News - 19.08.2014

Ce qu'on ne dit pas sur le terrorisme et ce que cela commande

Plus que jamais, la Tunisie martyre appelle ses enfants à s'élever contre le terrorisme. Le hic est que tout le monde chez nous ne s'entend pas sur ce qu'est le terrorisme; aussi la langue de bois est-elle reine en la matière. Nous en avons eu une illustration éloquente à l'Assemblée constituante devenue illégalement législative où le projet de loi relatif au terrorisme est bloqué.

Au-delà des différentes définitions techniques que conditionnent les intérêts stratégiques, souvent mesquins, rappelons que d'un pur point de vue linguistique, le terrorisme est l'usage systématique par une organisation politique  de la de violence dans le but de créer un climat d’insécurité.
Notons ainsi que pareil usage est le propre d'un groupement politique, ce qui exclut la violence dont use un peuple pour se libérer, et qu'elle a une visée bien précise, à savoir d'entretenir l'insécurité, ce qui exclut le combat pour l'émancipation d'un peuple soumis à un impérialisme qui ne fait pas du climat entretenu d'insécurité un objectif.

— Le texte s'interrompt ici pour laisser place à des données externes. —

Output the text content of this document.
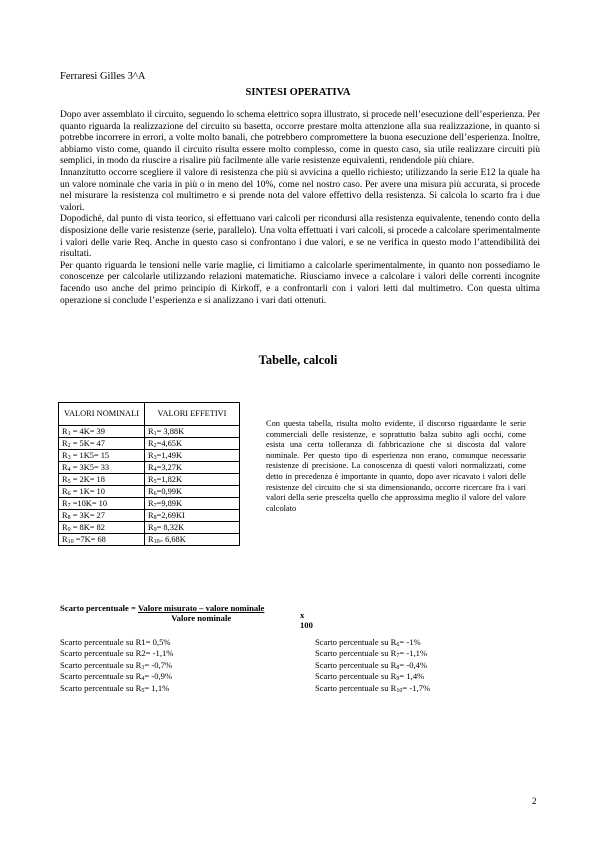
Ferraresi Gilles 3^A
SINTESI OPERATIVA

Dopo aver assemblato il circuito, seguendo lo schema elettrico sopra illustrato, si procede nell’esecuzione dell’esperienza. Per quanto riguarda la realizzazione del circuito su basetta, occorre prestare molta attenzione alla sua realizzazione, in quanto si potrebbe incorrere in errori, a volte molto banali, che potrebbero compromettere la buona esecuzione dell’esperienza. Inoltre, abbiamo visto come, quando il circuito risulta essere molto complesso, come in questo caso, sia utile realizzare circuiti più semplici, in modo da riuscire a risalire più facilmente alle varie resistenze equivalenti, rendendole più chiare.

Innanzitutto occorre scegliere il valore di resistenza che più si avvicina a quello richiesto; utilizzando la serie E12 la quale ha un valore nominale che varia in più o in meno del 10%, come nel nostro caso. Per avere una misura più accurata, si procede nel misurare la resistenza col multimetro e si prende nota del valore effettivo della resistenza. Si calcola lo scarto fra i due valori.

Dopodiché, dal punto di vista teorico, si effettuano vari calcoli per ricondursi alla resistenza equivalente, tenendo conto della disposizione delle varie resistenze (serie, parallelo). Una volta effettuati i vari calcoli, si procede a calcolare sperimentalmente i valori delle varie Req. Anche in questo caso si confrontano i due valori, e se ne verifica in questo modo l’attendibilità dei risultati.

Per quanto riguarda le tensioni nelle varie maglie, ci limitiamo a calcolarle sperimentalmente, in quanto non possediamo le conoscenze per calcolarle utilizzando relazioni matematiche. Riusciamo invece a calcolare i valori delle correnti incognite facendo uso anche del primo principio di Kirkoff, e a confrontarli con i valori letti dal multimetro. Con questa ultima operazione si conclude l’esperienza e si analizzano i vari dati ottenuti.

Tabelle, calcoli
VALORI NOMINALI	VALORI EFFETIVI
$R_1 = 4K= 39$	$R_1= 3,88K$
$R_2 = 5K= 47$	$R_2=4,65K$
$R_3 = 1K5= 15$	$R_3=1,49K$
$R_4 = 3K5= 33$	$R_4=3,27K$
$R_5 = 2K= 18$	$R_5=1,82K$
$R_6 = 1K= 10$	$R_6=0,99K$
$R_7 =10K= 10$	$R_7=9,89K$
$R_8 = 3K= 27$	$R_8=2,69KI$
$R_9 = 8K= 82$	$R_9= 8,32K$
$R_{10} =7K= 68$	$R_{10=}$ 6,68K

Con questa tabella, risulta molto evidente, il discorso riguardante le serie commerciali delle resistenze, e soprattutto balza subito agli occhi, come esista una certa tolleranza di fabbricazione che si discosta dal valore nominale. Per questo tipo di esperienza non erano, comunque necessarie resistenze di precisione. La conoscenza di questi valori normalizzati, come detto in precedenza è importante in quanto, dopo aver ricavato i valori delle resistenze del circuito che si sta dimensionando, occorre ricercare fra i vari valori della serie prescelta quello che approssima meglio il valore del valore calcolato

Scarto percentuale = $\frac{\text{Valore misurato – valore nominale}}{\text{Valore nominale}}$	x 100
Scarto percentuale su R1= 0,5%
Scarto percentuale su R2= -1,1%
Scarto percentuale su $R_3= -0,7\%$
Scarto percentuale su $R_4= -0,9\%$
Scarto percentuale su $R_5= 1,1\%$
Scarto percentuale su $R_6= -1\%$
Scarto percentuale su $R_7= -1,1\%$
Scarto percentuale su $R_8= -0,4\%$
Scarto percentuale su $R_9= 1,4\%$
Scarto percentuale su $R_{10}= -1,7\%$
2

Toutefois, si une telle définition exclut du qualificatif terroriste une entreprise légitime, elle ne s'oppose pas à ce que le terrorisme s'applique à un État lorsqu'il est dirigé par un groupement ne représentant pas réellement le peuple bien qu'agissant en son nom. Il en va de même pour un mouvement affichant une telle prétention.

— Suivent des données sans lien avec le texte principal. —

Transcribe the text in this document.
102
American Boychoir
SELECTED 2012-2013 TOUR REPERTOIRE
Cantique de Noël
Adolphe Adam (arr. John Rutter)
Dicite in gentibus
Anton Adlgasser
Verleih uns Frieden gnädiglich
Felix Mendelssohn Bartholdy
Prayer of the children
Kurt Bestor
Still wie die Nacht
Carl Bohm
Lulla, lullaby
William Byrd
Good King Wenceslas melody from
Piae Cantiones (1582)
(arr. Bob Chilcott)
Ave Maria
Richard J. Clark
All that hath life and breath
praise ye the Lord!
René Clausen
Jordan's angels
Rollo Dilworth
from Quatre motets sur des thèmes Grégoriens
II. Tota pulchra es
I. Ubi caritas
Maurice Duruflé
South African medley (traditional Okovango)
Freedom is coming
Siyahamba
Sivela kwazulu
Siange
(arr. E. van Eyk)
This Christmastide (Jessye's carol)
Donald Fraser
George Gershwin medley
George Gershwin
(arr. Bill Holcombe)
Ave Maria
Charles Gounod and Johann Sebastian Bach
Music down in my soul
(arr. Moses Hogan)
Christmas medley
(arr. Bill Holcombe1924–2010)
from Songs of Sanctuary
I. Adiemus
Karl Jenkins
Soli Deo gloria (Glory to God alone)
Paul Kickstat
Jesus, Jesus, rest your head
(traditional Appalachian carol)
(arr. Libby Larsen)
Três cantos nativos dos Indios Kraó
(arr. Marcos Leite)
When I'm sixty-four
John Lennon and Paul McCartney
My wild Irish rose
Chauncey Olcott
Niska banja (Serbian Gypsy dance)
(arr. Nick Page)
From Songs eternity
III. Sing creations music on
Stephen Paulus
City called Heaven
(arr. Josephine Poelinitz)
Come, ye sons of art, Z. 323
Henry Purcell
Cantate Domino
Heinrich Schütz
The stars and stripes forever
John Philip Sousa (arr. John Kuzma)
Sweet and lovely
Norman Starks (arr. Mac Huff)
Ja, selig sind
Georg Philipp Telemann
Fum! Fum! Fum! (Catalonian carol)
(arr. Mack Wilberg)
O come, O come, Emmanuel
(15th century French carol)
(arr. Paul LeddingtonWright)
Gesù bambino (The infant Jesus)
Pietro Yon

Ce fut l'exemple, pour le premier le cas, de la France lors des années 1793-1794, lorsqu'une tendance se présentant comme issue de la Révolution de 1789 a pratiqué et assumé en toute légalité une politique de la terreur. C'est, pour le second cas, tous ces mouvements exploitant la cause de leur peuple, en faisant même commerce. C'est que, dans cette dernière hypothèse, le terrorisme rejoint son sens au figuré qui désigne cette attitude faite d'intolérance et d'intimidation dans le domaine moral et intellectuel. Car une noble cause doit toujours user de nobles moyens, sinon elle perd de sa crédibilité.

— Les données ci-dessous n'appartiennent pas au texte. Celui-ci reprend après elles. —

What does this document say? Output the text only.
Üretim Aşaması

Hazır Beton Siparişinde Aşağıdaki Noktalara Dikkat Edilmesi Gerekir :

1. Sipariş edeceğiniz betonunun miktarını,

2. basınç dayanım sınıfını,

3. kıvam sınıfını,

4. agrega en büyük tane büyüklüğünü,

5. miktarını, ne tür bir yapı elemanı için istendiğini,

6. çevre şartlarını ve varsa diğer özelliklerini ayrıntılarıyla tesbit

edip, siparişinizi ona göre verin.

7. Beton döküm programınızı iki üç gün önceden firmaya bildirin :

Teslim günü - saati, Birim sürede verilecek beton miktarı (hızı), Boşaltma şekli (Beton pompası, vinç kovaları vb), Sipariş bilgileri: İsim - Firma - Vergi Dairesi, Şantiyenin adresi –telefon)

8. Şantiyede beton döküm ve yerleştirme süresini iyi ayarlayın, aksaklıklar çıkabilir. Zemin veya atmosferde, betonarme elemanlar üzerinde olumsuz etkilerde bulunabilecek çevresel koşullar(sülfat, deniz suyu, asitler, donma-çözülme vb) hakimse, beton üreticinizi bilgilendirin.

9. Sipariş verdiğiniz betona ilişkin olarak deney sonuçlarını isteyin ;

Le terrorisme est d'abord dans les têtes

On voit bien qu'on n'est pas loin de relever de ces différentes formes de terrorisme en Tunisie. On y est passé, en effet, du terrorisme d'un État maffieux mis à bas par le Coup du peuple à des maffias terroristes qui se fondent soit sur une fallacieuse légitimité populaire soit sur une mythique autorité de l'État, substituant son prétendu prestige à celui du peuple sans lequel il n'est rien.

C'est ce qui fait que l'État tunisien ou ce qu'il en reste, représenté par les élites qui ont le pouvoir ou se le disputent, est empêtré dans la terrible guerre que nous vivons contre terrorisme qui est d'autant plus dangereux qu'il a des manifestations rampantes, celles d'un ersatz de terrorisme alimentant le vrai.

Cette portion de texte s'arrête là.